How to visualise Decision Tree Model – Multiclass Classification in Python
A Decision Tree is a popular machine learning model that is used for both classification and regression tasks. It works by breaking down a dataset into smaller and smaller subsets, while at the same time an associated decision tree is incrementally developed. One of the key advantages of Decision Trees is that they are easy to understand and interpret, even for people without a technical background.
When building a decision tree for multiclass classification, the tree will have multiple branches that lead to the different classes. The tree starts with a root node, and at each internal node, it makes a decision based on the input features and splits the data into subsets. Each leaf node in the tree represents a class label.
Visualizing a Decision Tree can be a powerful way to understand how the model is making its predictions. In Python, the popular library scikit-learn provides a visualization function for Decision Trees called “plot_tree”. This function can be used to create a graphical representation of a decision tree which can be visualized in the form of pdf, png or jpeg.
The plot_tree function has several parameters that can be used to control the appearance of the tree. For example, you can specify the maximum depth of the tree to be plotted, the font size of the labels, and the colors of the nodes.
Another popular library in python for visualizing decision trees is Graphviz. This library can be used to visualize decision tree models in a more flexible way than the plot_tree function of scikit-learn.
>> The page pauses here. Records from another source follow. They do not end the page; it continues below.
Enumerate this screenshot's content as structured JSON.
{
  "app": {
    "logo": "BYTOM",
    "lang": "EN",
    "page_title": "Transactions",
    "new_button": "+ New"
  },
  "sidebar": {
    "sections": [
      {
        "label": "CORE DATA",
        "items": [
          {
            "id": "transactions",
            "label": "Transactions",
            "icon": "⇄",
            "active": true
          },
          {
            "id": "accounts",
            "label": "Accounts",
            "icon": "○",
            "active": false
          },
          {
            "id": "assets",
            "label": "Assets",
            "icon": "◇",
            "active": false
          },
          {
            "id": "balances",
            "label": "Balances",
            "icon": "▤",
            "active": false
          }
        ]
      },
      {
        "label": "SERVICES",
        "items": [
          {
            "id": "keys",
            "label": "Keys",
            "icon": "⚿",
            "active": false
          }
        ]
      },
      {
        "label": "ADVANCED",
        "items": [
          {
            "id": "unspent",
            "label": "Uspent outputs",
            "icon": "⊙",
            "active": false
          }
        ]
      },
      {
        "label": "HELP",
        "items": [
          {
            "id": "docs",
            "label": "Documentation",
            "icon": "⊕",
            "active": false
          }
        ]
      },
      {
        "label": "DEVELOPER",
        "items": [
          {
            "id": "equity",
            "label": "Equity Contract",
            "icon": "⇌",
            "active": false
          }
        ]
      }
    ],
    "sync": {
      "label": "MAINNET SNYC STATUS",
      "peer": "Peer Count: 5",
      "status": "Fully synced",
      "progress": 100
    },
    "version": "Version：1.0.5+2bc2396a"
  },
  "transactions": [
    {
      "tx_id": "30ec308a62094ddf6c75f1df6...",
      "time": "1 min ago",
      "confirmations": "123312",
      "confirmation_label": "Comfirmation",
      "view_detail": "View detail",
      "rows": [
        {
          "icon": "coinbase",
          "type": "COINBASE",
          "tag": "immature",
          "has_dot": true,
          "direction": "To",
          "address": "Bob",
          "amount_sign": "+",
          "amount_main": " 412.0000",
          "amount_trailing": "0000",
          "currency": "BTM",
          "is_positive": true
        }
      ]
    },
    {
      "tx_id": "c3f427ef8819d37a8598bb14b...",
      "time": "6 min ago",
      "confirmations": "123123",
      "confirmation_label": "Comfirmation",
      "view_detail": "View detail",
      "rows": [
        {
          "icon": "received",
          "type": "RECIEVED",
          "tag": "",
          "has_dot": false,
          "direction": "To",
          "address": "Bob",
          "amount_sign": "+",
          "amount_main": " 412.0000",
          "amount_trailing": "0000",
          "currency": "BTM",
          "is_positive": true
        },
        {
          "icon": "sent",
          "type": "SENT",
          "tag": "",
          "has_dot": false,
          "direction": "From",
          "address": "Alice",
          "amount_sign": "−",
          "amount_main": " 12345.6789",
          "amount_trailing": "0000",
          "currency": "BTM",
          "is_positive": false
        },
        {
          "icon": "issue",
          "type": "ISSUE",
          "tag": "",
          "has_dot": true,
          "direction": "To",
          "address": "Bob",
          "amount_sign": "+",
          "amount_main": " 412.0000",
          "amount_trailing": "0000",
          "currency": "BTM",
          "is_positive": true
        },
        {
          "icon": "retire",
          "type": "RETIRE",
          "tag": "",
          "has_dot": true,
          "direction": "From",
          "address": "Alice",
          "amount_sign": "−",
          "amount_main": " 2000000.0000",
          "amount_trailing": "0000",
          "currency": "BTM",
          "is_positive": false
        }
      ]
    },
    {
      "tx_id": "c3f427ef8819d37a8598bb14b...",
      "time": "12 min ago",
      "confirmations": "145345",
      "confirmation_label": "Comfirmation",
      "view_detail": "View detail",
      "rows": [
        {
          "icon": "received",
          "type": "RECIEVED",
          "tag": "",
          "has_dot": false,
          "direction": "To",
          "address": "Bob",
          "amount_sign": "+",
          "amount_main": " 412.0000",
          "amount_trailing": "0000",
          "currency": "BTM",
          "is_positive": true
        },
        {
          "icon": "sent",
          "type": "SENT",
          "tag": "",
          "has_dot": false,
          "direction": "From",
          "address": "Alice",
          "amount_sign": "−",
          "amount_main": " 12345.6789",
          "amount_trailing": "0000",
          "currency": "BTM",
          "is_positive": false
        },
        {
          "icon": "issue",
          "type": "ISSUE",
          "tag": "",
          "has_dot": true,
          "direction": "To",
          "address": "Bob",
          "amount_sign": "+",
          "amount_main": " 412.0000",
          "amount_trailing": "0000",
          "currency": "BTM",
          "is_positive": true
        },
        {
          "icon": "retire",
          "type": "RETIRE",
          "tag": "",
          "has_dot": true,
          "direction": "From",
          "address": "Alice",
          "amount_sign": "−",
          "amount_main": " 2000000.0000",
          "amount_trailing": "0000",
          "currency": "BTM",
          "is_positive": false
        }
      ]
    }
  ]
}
It provides a lot of options to customize the appearance and formatting of the tree, and can export the tree in a variety of formats such as PNG, PDF and SVG.
In conclusion, visualizing a Decision Tree model can be a great way to understand how the model is working and making its predictions. Python provides several libraries such as scikit-learn and Graphviz, which make it easy to create beautiful and informative visualizations of Decision Trees. These tools can be especially useful when working with multiclass classification problems, as they make it easy to see how the tree is splitting the data into different classes.
In this Machine Learning Recipe, you will learn: How to visualise Decision Tree Model – Multiclass Classification in Python.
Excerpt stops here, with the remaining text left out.